I am strong. I can survive whatever I need to overcome to move on with my life; I can start over at any point in my life; I can go kicking and screaming, or I can surrender to the flow. Yet I still have my fears. They never really go away. I worry that I won’t be good enough, won’t have enough contracts, don’t know enough, will make an ass of myself, or be penniless. It doesn’t matter what I worry about. What matters is that my fears no longer stop me. I can have my fears and take action on my dreams.


I have reinvented myself several times, and every time I do it I hear my no-nonsense coal miner forbearers hissing, “Are you crazy?” I remember Greek myths about the costs of hubris, and I shiver in my shoes…(I)t was only after I identified the life I wanted and after I replaced my value on security with my value on being who I wanted to be that "women of a certain age" and modeling and new sources of income appeared in my life.
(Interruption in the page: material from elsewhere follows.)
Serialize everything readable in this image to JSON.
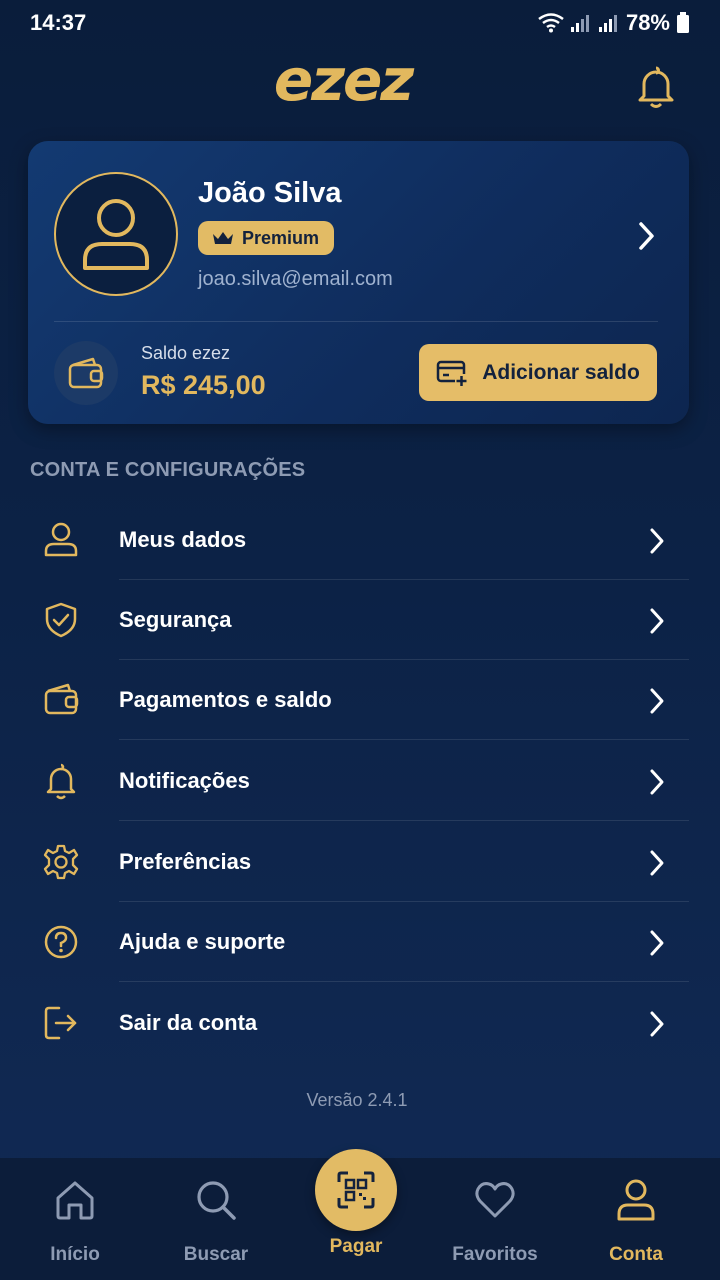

Uncharted Territory - What’s important is that you can laugh your guts out at the absurdity of getting older, and, while you are laughing, still know how totally incredible you are. And then, when you’re finished laughing, get up and turn the world on its ass. Or take on a physical challenge you swore you’d never be able to do. Or stand in front of a mirror naked and know that for some lucky guy, you’re a dream come true. Or, at the very least, look at a calendar and circle your birthday and say, “Damn, am I lucky or what?”


What I heard from these women indicated to me that a shift is occurring at this very moment in history. The shift is in how women over 50 view themselves.


I am a member of a population group that is the untapped resource for change in this society. I am part of a group of women who have lived past the expectations of society regarding marriage and child rearing. We have outlived the old concepts of the purpose of women. We are past the politics of it now. We have lived long enough to go beyond the biological imperative. We are on the edge of a largely unnoticed revolution.